Abstract
Acute Mountain Sickness (AMS) occurs with rapid ascent to high altitudes (>2,500m), where air and oxygen pressures are lower than at sea level. AMS symptoms are headache, loss of appetite, nausea, dizziness, insomnia, fatigue and chest tightness, but severe AMS can progress to cerebral edema or pulmonary edema (PMID:26294748). Hypoxia at high altitude activates inflammatory pathways in which NF-κB signaling plays a central role. Severe hypoxia (1–3% O2) induces NF-κB-driven production of inflammatory mediators, connecting hypoxia-induced stress mediated by hypoxia-inducible factors (HIFs) with NF-κB. HIFs are also involved in responses that increase pulmonary vascular permeability, pulmonary hypertension, and edema (PMIDs:11441701;3410239;18641050). HIFs increase blood-brain barrier permeability, a central feature of high-altitude cerebral edema (PMID:33856254).
NFKB1 is part of NF-κB complex and modulates NF-κB activity. NFKB1 also augments activity of HIFs. In our study of evolutionary adaptation to extreme high altitude of Andean native Aymara who have higher hemoglobin than Europeans living at the same high-altitude (PMIDs: 24039843; 29100088), we reported that the evolutionary selected T allele of NFKB1 rs230511 haplotype is linked to previously unreported alternate splicing of NFKB1, including skipping exon 4, exon 5, or both exons 4 and 5. It is present in ~90% of Aymara, but it also exists at lower frequency in Europeans, Asians and Hispanics (~30%). These alternatively spliced NFKB1 transcripts result in partial or complete loss of NFKB1 protein expression. This Aymara NFKB1haplotype is associated with increased baseline expression of inflammatory and HIF-regulated genes and correlates with those Aymara having high hemoglobin. However, under inflammatory stress, it has the opposite effect: nuclear translocation of NF-kB protein is attenuated, resulting in reduced expression of inflammatory, HIF-regulated, and prothrombotic genes (PMID:39971917).
Since the incidence of AMS in the Aymara population is 0.6 % (Viruez, Horiz Med [Lima] 2020; 20(3): e943), which is markedly lower than the 1.7 % observed in non-Aymara at the same altitude (Castellanos, Correo Científico Médico 2022; 26), we hypothesized that rs230511-T is also associated with a protective role for AMS in Aymara.
We studied 35 Bolivian Aymara in LaPaz (altitude of 4000 meters) who relocated to lower altitudes (<400 m) for 1 month to 5 years and then returned to 4000 m and developed AMS. Among 35 subjects, 10 participants- 5 women (age 29±14 years) and 5 men (age 39±8 years)- without a history of medical comorbidities (except for one having history of gout) developed AMS. The 25 subjects who did not develop AMS served as controls (7 women, age 40±14 years and 18 men, age 38±11 years). All participants were genotyped for the NFKB1(rs230511) and NOS2 (rs34913965) variants; NOS2 was included due to a potential relationship with AMS (PMID:29100088). Among the subjects who developed AMS, the allele frequencies for the Aymara-enrichedNFKB1 variant were C:0.75 and T:0.25, compared to C:0.0 and T:1.0 in the control group (p<0.0001). The genotype frequencies were CC:50%, CT:50% and TT:0% in the AMS group and CC:0%, CT:0% and TT:100% in the control group (p<0.0001). For the NOS2 C/T haplotype variant, analysis of 7 AMS patients revealed that allele frequencies (T-Aymara enriched allele PMID:29100088) were C:0.14 and T:0.86, compared to C:0.1 and T:0.9 in the control group (p=0.5146). The genotype frequencies were CC:0%, CT:29%, and TT:71% in the AMS group, but CC:4%, CT:12%, and TT:84% in the control group (p=0.011).
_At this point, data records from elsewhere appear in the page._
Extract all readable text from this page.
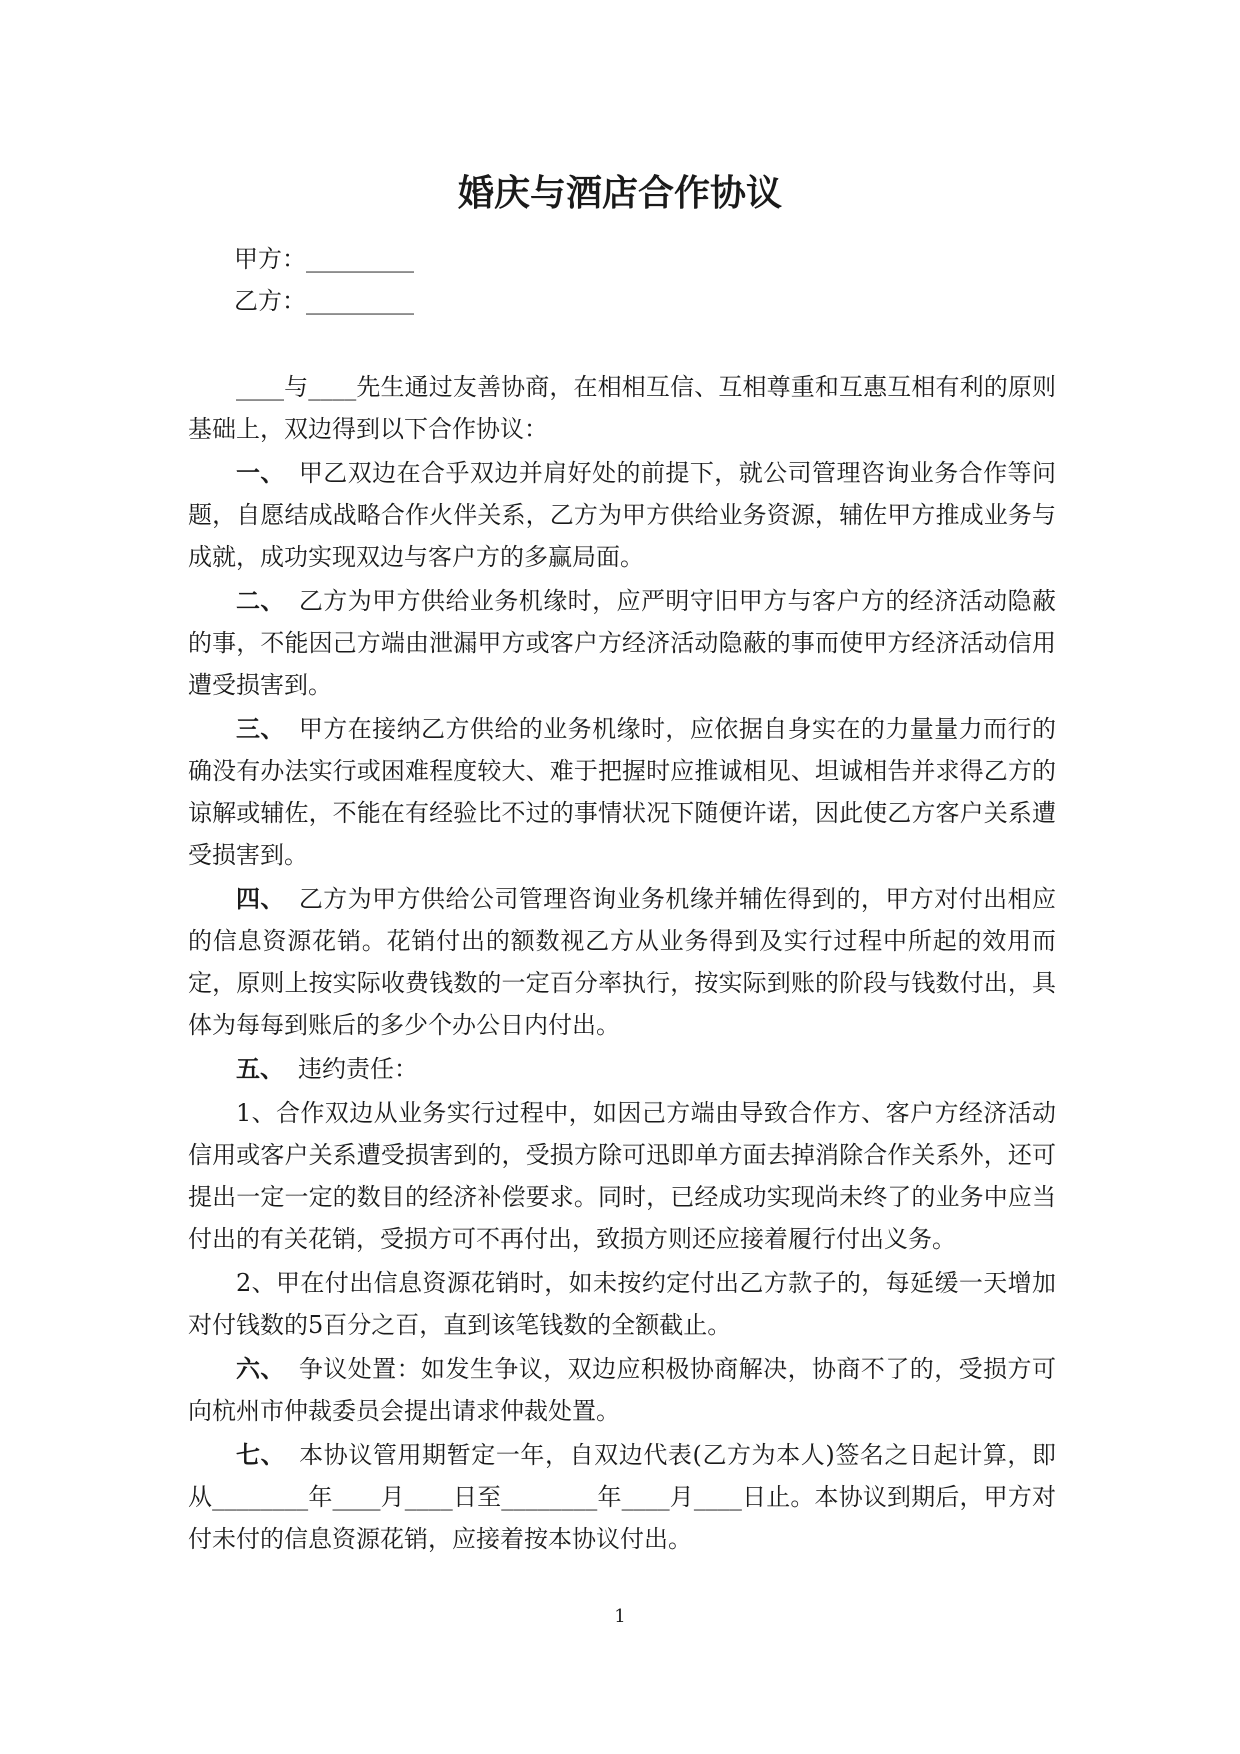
婚庆与酒店合作协议
甲方：_________
乙方：_________

____与____先生通过友善协商，在相相互信、互相尊重和互惠互相有利的原则基础上，双边得到以下合作协议：

一、 甲乙双边在合乎双边并肩好处的前提下，就公司管理咨询业务合作等问题，自愿结成战略合作火伴关系，乙方为甲方供给业务资源，辅佐甲方推成业务与成就，成功实现双边与客户方的多赢局面。

二、 乙方为甲方供给业务机缘时，应严明守旧甲方与客户方的经济活动隐蔽的事，不能因己方端由泄漏甲方或客户方经济活动隐蔽的事而使甲方经济活动信用遭受损害到。

三、 甲方在接纳乙方供给的业务机缘时，应依据自身实在的力量量力而行的确没有办法实行或困难程度较大、难于把握时应推诚相见、坦诚相告并求得乙方的谅解或辅佐，不能在有经验比不过的事情状况下随便许诺，因此使乙方客户关系遭受损害到。

四、 乙方为甲方供给公司管理咨询业务机缘并辅佐得到的，甲方对付出相应的信息资源花销。花销付出的额数视乙方从业务得到及实行过程中所起的效用而定，原则上按实际收费钱数的一定百分率执行，按实际到账的阶段与钱数付出，具体为每每到账后的多少个办公日内付出。

五、 违约责任：

1、合作双边从业务实行过程中，如因己方端由导致合作方、客户方经济活动信用或客户关系遭受损害到的，受损方除可迅即单方面去掉消除合作关系外，还可提出一定一定的数目的经济补偿要求。同时，已经成功实现尚未终了的业务中应当付出的有关花销，受损方可不再付出，致损方则还应接着履行付出义务。

2、甲在付出信息资源花销时，如未按约定付出乙方款子的，每延缓一天增加对付钱数的5百分之百，直到该笔钱数的全额截止。

六、 争议处置：如发生争议，双边应积极协商解决，协商不了的，受损方可向杭州市仲裁委员会提出请求仲裁处置。

七、 本协议管用期暂定一年，自双边代表(乙方为本人)签名之日起计算，即从________年____月____日至________年____月____日止。本协议到期后，甲方对付未付的信息资源花销，应接着按本协议付出。

1
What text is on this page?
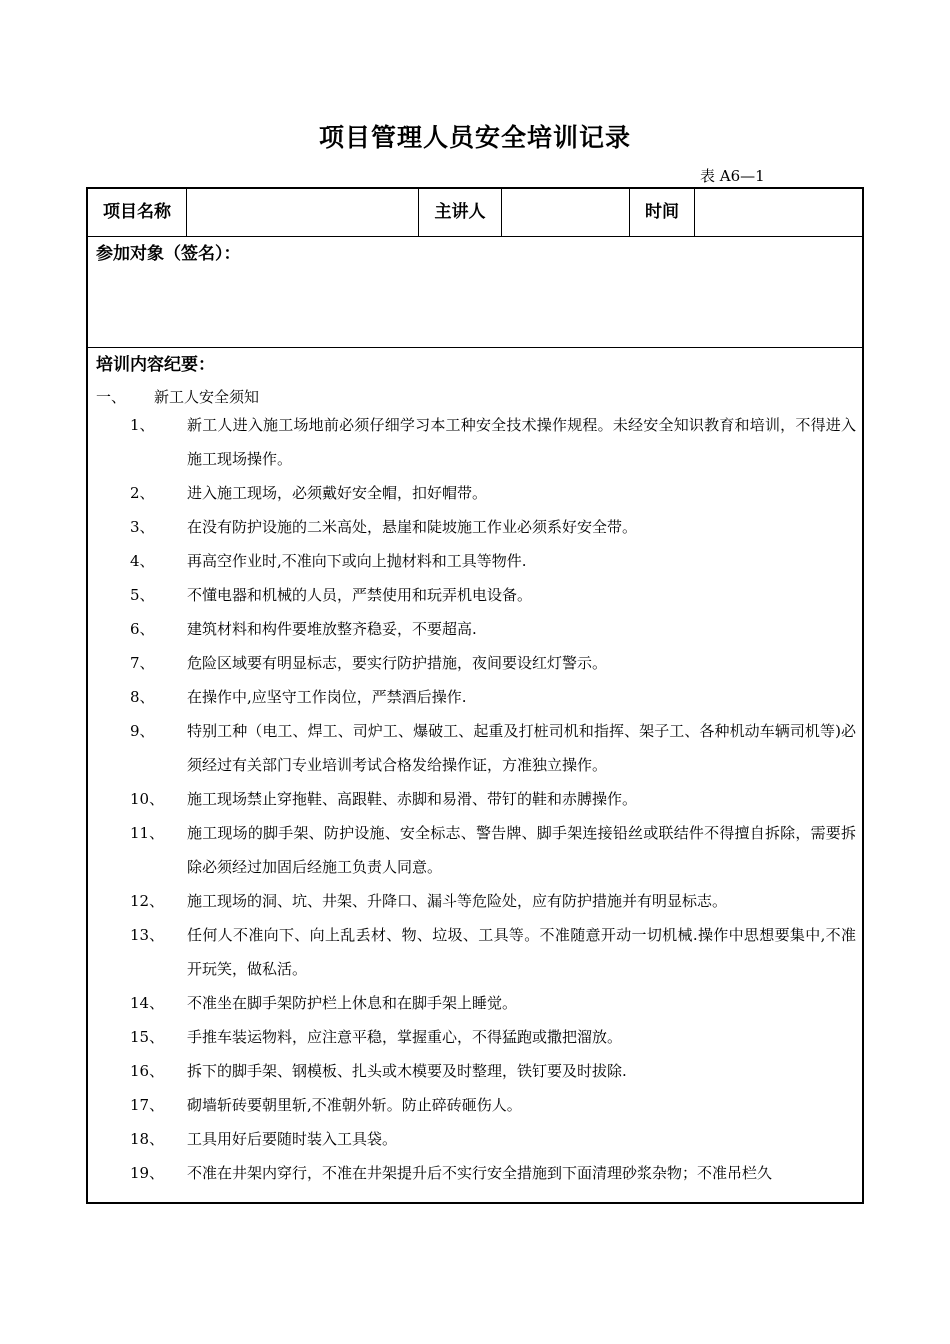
项目管理人员安全培训记录
表 A6—1
项目名称	主讲人	时间
参加对象（签名）：
培训内容纪要：
一、 新工人安全须知
1、 新工人进入施工场地前必须仔细学习本工种安全技术操作规程。未经安全知识教育和培训，不得进入施工现场操作。
2、 进入施工现场，必须戴好安全帽，扣好帽带。
3、 在没有防护设施的二米高处，悬崖和陡坡施工作业必须系好安全带。
4、 再高空作业时,不准向下或向上抛材料和工具等物件.
5、 不懂电器和机械的人员，严禁使用和玩弄机电设备。
6、 建筑材料和构件要堆放整齐稳妥，不要超高.
7、 危险区域要有明显标志，要实行防护措施，夜间要设红灯警示。
8、 在操作中,应坚守工作岗位，严禁酒后操作.
9、 特别工种（电工、焊工、司炉工、爆破工、起重及打桩司机和指挥、架子工、各种机动车辆司机等)必须经过有关部门专业培训考试合格发给操作证，方准独立操作。
10、 施工现场禁止穿拖鞋、高跟鞋、赤脚和易滑、带钉的鞋和赤膊操作。
11、 施工现场的脚手架、防护设施、安全标志、警告牌、脚手架连接铅丝或联结件不得擅自拆除，需要拆除必须经过加固后经施工负责人同意。
12、 施工现场的洞、坑、井架、升降口、漏斗等危险处，应有防护措施并有明显标志。
13、 任何人不准向下、向上乱丢材、物、垃圾、工具等。不准随意开动一切机械.操作中思想要集中,不准开玩笑，做私活。
14、 不准坐在脚手架防护栏上休息和在脚手架上睡觉。
15、 手推车装运物料，应注意平稳，掌握重心，不得猛跑或撒把溜放。
16、 拆下的脚手架、钢模板、扎头或木模要及时整理，铁钉要及时拔除.
17、 砌墙斩砖要朝里斩,不准朝外斩。防止碎砖砸伤人。
18、 工具用好后要随时装入工具袋。
19、 不准在井架内穿行，不准在井架提升后不实行安全措施到下面清理砂浆杂物；不准吊栏久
We classified AMS severity as severe (4 patients admitted to the intensive care unit), moderate (2 patients hospitalized), and mild (4 patients managed at home). Two patients with severe AMS who developed both pulmonary and cerebral edema had an Aymara NFKB1 allele frequency of C: 1.0 and T: 0.0, a 100% CC genotype.
Our findings suggest that the presence of the Aymara evolutionary selected NFKB1 haplotype protects from developing AMS, whereas its absence (CC genotype) increases the likelihood of development of severe AMS. The CT genotype of NOS2 variant may also provide some protective effect. Larger cohorts and functional assays are needed to validate these associations and to further explore the molecular mechanisms by which the NFKB1 and NOS2 variants contribute to protection against AMS.